Castle Ravenloft is a quick and painless way to get your D&D fix. As a DM creating a game for five people can take me hours. I spend days preparing my adventures. Even if you’re using a pre-written adventure, Dungeons and Dragons is not the sort of game that you can just decide to play one night after dinner when you have some friends over. People need to have characters ready, they all need to know the rules and have dice. The DM needs maps and prep time. You can’t just crack out Dungeons and Dragons the way you can a game like Dominion.

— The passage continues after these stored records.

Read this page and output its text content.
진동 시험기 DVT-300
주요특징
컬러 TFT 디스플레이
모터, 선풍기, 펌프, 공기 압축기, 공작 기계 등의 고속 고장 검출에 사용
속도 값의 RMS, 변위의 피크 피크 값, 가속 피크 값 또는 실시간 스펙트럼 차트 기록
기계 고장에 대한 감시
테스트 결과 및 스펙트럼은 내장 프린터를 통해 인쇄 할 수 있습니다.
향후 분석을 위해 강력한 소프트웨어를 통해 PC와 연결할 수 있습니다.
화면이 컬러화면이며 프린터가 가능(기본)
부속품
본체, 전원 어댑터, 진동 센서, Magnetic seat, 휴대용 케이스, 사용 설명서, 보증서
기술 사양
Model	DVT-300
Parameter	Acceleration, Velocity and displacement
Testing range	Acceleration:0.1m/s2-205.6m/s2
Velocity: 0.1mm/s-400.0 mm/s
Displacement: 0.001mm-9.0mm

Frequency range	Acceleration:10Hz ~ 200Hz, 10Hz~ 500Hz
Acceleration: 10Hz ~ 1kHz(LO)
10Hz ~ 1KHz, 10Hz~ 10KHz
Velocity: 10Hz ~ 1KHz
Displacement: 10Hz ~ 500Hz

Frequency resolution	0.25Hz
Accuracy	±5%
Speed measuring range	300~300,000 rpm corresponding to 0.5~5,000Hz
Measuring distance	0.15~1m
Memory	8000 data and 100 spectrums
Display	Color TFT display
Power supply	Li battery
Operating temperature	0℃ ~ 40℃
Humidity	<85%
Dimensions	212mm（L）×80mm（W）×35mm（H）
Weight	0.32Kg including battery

Castle Ravenloft fixes that. Now you can take a table of people who have never rolled a D20 and have them playing an authentic feeling D&D adventure in the time it would take you to teach them Pandemic. There is no dungeon master required and no complex multi paged character sheets to try and learn. You decide who you want to be and then you are tossed in a dungeon and it’s time to start adventuring. The game does an incredible job of condensing the D&D experience into something you can just pick up and play.

The only problems we ran into while playing were a few instances where the rules were a bit loose. Coming from 4e where movement and attacks are spelled out precisely, Ravenloft can feel a bit strange. When a card tells you to move a monster onto a tile it does not tell you which square on that tile it should go to. I’ve seen people say that they roll two dice, one for the column and one for the row and this tells them what square to place the bad guy on. In my games we just put it wherever we want and it works fine. The same thing happens when a monster must attack the closest hero but there are two heroes it could hit. Some people will roll dice or flip a coin but we just pick. It’s a fun group game and if a few of the rules require some interpretation that’s fine. D&D in my opinion is not a game about rules, it’s a game about decisions.

I highly recommend Castle Ravenloft for people new to D&D as well as veterans of the game. I’ve heard it described as a gateway drug and that may very well be. Honestly though it’s a fantastic experience on it’s own and one worth playing.